The thermal coal policy announced in June 2017 was based on Swiss Re’s pledge to adopt the principles of the Paris climate agreement in 2015, which seeks to keep global warming under 2 degrees Celsius. As part of that commitment, “Swiss Re supports a progressive and structured shift away from fossil fuels,” according to a company statement.
The thermal coal policy applies to both new and existing thermal coal mines and power plants, and is implemented across all lines of business and Swiss Re’s global scope of operations. The policy is an integral part of Swiss Re’s Sustainability Risk Framework, which the reinsurer uses for all underwriting and investment activities.
The 30 percent threshold on Swiss Re’s insurance practice is in line with the threshold on the firm’s investment practice. As of 2016, Swiss Re stopped investing in companies that generate 30 percent or more of their revenues from thermal coal mining or that use at least 30 percent thermal coal for power generation. The reinsurer also divested from existing holdings.

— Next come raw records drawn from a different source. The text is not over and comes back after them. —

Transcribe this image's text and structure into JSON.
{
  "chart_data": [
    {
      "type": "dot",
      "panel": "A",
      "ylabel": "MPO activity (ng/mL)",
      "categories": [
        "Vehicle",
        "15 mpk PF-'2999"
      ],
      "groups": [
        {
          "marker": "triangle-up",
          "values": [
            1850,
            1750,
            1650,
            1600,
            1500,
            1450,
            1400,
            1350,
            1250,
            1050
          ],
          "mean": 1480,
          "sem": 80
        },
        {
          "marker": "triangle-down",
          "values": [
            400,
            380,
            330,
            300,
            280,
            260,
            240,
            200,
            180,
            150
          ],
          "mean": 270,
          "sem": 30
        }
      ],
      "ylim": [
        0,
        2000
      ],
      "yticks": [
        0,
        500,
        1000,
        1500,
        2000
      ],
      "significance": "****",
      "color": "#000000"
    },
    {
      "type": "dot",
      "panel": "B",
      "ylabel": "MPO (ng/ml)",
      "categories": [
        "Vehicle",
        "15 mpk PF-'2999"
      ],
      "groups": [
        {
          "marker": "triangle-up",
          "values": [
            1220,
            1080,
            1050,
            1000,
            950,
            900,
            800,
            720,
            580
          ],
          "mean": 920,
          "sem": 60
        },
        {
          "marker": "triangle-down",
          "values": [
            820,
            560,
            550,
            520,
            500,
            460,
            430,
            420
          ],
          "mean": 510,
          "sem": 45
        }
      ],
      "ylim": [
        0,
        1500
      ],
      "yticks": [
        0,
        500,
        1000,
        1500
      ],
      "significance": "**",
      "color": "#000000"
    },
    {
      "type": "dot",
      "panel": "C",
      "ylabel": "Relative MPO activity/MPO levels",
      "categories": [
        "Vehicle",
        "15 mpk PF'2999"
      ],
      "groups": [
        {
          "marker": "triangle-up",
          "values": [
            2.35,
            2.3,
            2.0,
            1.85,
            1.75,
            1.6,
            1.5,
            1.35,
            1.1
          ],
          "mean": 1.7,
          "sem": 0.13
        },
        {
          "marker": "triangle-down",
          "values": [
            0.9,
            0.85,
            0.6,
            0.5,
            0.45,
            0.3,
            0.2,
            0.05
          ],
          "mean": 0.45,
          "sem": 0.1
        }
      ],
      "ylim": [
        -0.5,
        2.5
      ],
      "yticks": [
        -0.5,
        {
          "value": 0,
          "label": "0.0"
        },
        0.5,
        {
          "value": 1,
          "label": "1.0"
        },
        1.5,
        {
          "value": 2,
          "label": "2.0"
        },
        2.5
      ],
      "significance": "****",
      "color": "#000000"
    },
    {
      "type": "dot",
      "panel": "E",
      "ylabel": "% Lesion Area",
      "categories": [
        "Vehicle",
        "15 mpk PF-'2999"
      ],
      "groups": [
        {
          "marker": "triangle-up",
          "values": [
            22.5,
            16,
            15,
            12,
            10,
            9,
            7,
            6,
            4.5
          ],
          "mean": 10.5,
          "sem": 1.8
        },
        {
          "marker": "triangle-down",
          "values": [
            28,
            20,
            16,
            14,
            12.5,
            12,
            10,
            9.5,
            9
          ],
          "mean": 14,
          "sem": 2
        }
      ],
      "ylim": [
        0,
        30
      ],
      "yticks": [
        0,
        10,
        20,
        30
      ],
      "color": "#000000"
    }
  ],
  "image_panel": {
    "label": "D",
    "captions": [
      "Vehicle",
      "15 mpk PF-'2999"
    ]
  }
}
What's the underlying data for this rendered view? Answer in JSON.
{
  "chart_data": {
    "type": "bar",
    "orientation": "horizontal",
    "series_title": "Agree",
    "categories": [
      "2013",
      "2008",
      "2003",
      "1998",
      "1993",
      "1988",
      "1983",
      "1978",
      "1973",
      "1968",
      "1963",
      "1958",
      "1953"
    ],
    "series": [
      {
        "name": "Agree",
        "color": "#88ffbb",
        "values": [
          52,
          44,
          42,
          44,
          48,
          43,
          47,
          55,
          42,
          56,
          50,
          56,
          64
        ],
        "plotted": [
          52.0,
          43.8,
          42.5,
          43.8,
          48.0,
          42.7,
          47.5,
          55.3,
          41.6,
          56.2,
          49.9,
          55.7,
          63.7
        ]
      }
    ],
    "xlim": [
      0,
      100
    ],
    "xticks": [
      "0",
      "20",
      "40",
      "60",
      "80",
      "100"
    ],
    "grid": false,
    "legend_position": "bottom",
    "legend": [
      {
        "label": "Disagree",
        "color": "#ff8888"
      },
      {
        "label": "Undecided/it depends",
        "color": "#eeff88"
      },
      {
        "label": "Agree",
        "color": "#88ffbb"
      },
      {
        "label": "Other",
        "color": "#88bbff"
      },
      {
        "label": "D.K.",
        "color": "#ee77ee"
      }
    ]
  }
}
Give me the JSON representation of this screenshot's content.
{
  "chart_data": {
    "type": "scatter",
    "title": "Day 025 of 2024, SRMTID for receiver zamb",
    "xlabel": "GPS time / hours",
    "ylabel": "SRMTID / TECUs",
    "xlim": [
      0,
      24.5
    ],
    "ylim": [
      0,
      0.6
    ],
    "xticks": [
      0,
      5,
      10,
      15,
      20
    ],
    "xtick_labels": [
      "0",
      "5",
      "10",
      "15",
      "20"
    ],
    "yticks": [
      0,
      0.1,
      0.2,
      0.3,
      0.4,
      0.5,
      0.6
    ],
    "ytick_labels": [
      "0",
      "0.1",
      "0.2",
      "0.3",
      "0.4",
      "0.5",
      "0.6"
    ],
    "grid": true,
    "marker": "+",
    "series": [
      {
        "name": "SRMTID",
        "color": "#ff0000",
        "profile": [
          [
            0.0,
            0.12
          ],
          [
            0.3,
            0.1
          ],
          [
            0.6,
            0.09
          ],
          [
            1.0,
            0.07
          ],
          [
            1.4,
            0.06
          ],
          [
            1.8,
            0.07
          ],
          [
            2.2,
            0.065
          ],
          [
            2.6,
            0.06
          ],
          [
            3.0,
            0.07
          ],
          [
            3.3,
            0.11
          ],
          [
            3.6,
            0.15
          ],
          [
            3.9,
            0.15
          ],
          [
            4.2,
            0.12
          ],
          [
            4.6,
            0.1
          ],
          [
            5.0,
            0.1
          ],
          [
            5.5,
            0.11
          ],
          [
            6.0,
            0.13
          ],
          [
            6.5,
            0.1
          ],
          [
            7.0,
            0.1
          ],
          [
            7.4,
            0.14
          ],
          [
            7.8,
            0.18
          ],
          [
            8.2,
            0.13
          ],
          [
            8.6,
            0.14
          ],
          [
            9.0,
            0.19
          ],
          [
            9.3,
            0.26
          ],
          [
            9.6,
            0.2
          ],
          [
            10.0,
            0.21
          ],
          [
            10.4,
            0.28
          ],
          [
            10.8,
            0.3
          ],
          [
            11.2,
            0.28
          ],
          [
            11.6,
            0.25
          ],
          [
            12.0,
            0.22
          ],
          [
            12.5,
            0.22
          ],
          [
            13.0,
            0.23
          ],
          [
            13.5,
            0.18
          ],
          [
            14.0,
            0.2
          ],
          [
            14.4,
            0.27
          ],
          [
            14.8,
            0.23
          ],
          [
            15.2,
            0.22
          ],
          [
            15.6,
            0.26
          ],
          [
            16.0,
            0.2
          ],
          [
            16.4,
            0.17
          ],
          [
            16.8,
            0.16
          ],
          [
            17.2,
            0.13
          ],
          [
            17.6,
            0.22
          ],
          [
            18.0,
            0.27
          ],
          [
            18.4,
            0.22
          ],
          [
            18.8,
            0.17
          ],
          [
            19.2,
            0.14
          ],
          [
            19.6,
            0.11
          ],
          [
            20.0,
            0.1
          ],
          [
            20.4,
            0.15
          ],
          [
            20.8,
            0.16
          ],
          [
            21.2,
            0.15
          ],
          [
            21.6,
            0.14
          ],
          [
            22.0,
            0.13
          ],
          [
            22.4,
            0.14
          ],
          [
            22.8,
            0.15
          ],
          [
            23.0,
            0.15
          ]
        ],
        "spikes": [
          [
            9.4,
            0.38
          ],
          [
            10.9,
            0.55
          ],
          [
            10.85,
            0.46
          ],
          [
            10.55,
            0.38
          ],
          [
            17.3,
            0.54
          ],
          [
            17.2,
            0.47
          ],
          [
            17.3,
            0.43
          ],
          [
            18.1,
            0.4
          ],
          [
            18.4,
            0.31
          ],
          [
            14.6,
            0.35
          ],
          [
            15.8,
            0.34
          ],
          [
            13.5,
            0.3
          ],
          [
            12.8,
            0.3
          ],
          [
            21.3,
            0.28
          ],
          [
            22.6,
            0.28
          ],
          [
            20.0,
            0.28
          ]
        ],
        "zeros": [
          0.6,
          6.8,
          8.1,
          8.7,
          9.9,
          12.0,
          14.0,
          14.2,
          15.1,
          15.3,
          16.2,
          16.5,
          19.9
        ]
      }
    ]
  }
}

Swiss Re isn’t the only insurance firm to restrict its participation in the coal sector in recent months. In May, Germany’s Allianz stopped insuring single coal-fired power plants and coal mines, in response to criticism from environmental groups. Dai-ichi Life Insurance recently became the first Japanese institution to stop financing coal-fired power plants overseas, and Nippon Life Insurance is considering limits on coal plant financing.